VİDEOLAR

7 Şubat 2019 Perşembe

KOLİBA - SÖĞÜTÖZÜ ATATÜRK EVİ (ATATÜRK KOLİBASI)

KOLİBA - SÖĞÜTÖZÜ ATATÜRK EVİ (ATATÜRK KOLİBASI)
( Milliyet Gazetesi-Alıntı)
Ankara Söğütözü’nde bir küçük kulübe var. “Küçük”, lafın gelişi değil; gerçekten küçük... “Tek göz” derler ya; aynen öyle... Başkentin ortasındaki bu tek odalı kerpiç ev, Atatürk’ün bir dönem kendisiyle baş başa kalabilmek için yaptırdığı minik “koliba”sı...
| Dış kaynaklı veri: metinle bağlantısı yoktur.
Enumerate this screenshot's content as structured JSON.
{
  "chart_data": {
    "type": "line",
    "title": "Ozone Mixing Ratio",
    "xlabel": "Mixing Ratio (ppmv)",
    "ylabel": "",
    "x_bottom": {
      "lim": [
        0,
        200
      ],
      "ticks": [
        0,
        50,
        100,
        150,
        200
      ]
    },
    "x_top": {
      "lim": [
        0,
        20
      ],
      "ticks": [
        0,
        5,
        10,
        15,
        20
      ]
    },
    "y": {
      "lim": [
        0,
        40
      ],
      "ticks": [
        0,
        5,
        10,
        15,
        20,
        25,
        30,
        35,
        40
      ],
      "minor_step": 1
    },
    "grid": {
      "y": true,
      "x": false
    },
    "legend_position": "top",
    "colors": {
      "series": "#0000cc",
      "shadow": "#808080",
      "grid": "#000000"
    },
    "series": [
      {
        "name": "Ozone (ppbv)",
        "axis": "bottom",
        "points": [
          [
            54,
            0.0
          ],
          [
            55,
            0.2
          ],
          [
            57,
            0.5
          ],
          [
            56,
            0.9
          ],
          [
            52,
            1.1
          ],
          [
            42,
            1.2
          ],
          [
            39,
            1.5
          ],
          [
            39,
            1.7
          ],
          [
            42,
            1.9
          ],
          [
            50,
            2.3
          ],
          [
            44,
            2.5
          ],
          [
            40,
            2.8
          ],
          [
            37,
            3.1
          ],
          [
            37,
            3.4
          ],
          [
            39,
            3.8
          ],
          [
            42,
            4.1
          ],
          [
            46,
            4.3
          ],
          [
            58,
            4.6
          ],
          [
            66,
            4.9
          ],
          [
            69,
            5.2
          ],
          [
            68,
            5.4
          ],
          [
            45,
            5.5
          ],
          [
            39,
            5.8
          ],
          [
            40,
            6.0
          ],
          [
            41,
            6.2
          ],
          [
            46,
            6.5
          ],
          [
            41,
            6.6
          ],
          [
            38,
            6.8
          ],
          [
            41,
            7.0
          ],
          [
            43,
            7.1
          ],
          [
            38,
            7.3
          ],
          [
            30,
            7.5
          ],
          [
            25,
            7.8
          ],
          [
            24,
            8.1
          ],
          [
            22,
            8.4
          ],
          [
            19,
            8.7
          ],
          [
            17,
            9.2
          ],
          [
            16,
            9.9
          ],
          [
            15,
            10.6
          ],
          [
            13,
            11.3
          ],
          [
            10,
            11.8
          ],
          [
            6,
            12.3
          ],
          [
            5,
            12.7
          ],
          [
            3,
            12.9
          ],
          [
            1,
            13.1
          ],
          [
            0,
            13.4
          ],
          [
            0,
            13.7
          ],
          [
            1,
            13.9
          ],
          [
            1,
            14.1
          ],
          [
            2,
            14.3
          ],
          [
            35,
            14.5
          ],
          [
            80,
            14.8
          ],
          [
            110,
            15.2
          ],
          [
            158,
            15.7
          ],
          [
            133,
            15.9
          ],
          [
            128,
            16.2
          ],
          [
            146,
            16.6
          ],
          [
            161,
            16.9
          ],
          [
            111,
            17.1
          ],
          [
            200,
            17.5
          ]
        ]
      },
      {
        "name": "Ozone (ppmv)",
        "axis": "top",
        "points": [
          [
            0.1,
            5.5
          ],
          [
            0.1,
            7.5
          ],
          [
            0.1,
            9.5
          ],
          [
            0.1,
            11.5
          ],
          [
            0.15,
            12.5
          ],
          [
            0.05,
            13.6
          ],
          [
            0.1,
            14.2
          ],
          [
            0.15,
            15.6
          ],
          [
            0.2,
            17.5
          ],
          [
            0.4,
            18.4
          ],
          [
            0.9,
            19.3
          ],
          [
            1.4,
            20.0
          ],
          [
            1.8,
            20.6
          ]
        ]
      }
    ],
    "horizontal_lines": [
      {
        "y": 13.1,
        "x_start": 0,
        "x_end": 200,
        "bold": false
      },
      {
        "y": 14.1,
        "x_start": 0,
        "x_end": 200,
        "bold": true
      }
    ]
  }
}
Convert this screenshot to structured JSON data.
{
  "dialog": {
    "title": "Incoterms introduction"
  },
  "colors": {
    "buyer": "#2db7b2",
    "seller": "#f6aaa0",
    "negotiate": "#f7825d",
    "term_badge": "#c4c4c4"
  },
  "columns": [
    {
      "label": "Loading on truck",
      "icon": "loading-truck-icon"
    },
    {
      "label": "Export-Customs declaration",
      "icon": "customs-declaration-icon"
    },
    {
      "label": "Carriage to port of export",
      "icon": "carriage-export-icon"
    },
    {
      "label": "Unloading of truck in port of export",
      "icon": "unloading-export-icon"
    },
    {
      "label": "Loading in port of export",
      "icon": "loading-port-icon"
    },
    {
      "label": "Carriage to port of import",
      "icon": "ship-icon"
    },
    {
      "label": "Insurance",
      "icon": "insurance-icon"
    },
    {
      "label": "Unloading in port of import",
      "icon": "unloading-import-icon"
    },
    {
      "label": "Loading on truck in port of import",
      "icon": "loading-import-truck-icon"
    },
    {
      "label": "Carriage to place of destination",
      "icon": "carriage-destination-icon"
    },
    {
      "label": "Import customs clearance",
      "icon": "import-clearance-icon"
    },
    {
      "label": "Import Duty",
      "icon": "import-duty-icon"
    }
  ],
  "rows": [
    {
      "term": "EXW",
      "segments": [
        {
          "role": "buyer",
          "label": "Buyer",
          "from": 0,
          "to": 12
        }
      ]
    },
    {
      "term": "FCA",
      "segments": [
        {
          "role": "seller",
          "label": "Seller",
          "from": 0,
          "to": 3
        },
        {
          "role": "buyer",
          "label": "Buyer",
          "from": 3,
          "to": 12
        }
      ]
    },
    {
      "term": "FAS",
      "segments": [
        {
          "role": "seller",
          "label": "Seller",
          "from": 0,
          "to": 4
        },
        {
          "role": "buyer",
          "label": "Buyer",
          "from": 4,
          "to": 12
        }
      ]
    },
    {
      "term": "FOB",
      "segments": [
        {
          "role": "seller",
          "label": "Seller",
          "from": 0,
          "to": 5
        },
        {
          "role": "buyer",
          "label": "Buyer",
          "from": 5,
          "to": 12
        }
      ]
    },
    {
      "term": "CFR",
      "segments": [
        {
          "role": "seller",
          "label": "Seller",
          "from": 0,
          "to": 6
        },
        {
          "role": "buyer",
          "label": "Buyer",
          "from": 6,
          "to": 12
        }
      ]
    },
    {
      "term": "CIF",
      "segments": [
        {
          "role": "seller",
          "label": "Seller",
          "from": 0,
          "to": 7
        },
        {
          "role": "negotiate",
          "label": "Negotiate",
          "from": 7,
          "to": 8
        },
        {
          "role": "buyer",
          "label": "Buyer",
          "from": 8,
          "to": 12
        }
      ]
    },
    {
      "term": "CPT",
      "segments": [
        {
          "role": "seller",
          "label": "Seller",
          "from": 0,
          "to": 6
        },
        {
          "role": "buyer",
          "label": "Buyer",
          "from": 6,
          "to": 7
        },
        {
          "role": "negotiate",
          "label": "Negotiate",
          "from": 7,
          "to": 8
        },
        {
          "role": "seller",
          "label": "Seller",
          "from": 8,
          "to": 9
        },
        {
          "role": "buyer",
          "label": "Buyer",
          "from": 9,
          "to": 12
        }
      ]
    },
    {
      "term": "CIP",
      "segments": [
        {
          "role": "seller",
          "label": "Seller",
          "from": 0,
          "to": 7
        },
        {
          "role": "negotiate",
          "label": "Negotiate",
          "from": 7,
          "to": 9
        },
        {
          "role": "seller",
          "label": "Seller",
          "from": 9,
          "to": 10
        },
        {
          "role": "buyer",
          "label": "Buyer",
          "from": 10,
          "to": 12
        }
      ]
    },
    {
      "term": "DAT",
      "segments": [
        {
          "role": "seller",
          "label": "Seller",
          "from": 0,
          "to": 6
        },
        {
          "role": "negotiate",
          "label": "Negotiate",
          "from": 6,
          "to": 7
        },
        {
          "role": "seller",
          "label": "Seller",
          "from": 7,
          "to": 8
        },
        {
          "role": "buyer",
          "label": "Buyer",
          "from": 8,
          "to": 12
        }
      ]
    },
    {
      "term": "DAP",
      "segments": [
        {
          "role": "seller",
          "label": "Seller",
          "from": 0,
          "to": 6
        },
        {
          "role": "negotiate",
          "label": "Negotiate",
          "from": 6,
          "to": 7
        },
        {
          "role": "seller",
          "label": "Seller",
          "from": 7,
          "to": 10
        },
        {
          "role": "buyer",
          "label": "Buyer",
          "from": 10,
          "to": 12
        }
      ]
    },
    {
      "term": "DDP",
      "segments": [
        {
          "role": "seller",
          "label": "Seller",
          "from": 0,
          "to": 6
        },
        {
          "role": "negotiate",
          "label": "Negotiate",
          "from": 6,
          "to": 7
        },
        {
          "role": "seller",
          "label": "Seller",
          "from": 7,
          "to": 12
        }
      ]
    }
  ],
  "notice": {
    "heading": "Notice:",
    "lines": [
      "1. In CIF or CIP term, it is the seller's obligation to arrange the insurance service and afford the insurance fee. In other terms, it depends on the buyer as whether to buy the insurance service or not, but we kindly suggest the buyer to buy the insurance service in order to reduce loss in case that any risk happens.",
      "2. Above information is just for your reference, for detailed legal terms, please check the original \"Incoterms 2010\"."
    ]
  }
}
Öyküyü Nezihe Araz’dan naklen baştan anlatalım: Yıl 1926... Gazi, Orman Çiftliği projesi üzerinde çalışıyor.
Bir akşam işi erken bitiyor; “Hadi etrafta biraz dolaşalım” diyorlar. Yürüyüş sırasında Söğütözü’nü keşfediyorlar.
Çorak kentin ortasında yeşermiş bir söğüt ormanı bulmak, Gazi’yi sevindiriyor.
Ağaçlar arasında gezerken Rumeli şivesiyle “Şu söğütlerin içinde küçücük bir ‘kolibam’ olsaydı” diyor.
Yanındakiler; “Bundan kolay ne var Paşam, iki günde yaparız” diyorlar.
“Yahu çocuklar” diyor Gazi, “burada küçücük bir koliba yapabilmek için kaç söğüt sökmemiz lazım biliyor musunuz? Ben böyle bir cinayeti işleyemem...”
Ziraat Mektebi hocalarından biri lafa giriyor:
“Paşam... Söğüt uysal ve barışçı bir ağaçtır. Kolay yeşerir, kolay büyür. Buradan sökeceğimiz söğütleri başka bir yere dikeriz, sularız, gübreleriz, bir-iki ay içinde tutar bu ağaçlar... Bu benim işim zaten.”
Gazi bir süre düşünüyor:
“Hocam” diyor, “bu işleme güveniyorsanız, ben de isterim bu denemeyi. Bir şartla: Eğer söğütleri bizzat ben sökersem ve öte yerlere bizzat ben dikersem olabilir bu iş.”

“Söğütözü sarayı”
Ertesi gün çalışma başlıyor. Ziraatçi hoca ve işçiler çalışıyor; Gazi başlarında... Bir yandan hükümet işleriyle ilgileniyor, bir yandan söğütlerin sökülüşüne nezaret ediyor.
Yer değiştiren söğütlerin suyunu veriyor.
Sonra bir Macar ustasına (yoksa Bulgar mı?) küçük kulübe ısmarlanıyor.
Gazi’nin parasıyla yapılacak kerpiç “Söğütözü sarayı” tek katlı olacak; tek odalı, tek kapılı, iki pencereli...
Çabucak bitiyor kulübe...
İçine bir şömine konuyor; bir minik sedir, bir hasır koltuk, bir küçük masa, bir sehpa ve petrol lambası...
Yere de Zübeyde Hanım’dan kalma bir Ladik halısı...
Hepsi bu...
Sonra yanına bir de hizmetli kulübesi yapılıyor; o Cumhurbaşkanı’nınkinden biraz büyük oluyor.
Ve 1920’lerin ikinci yarısından başlayarak Gazi, yalnız kalmak istediğinde gelip “koliba”sına sığınıyor.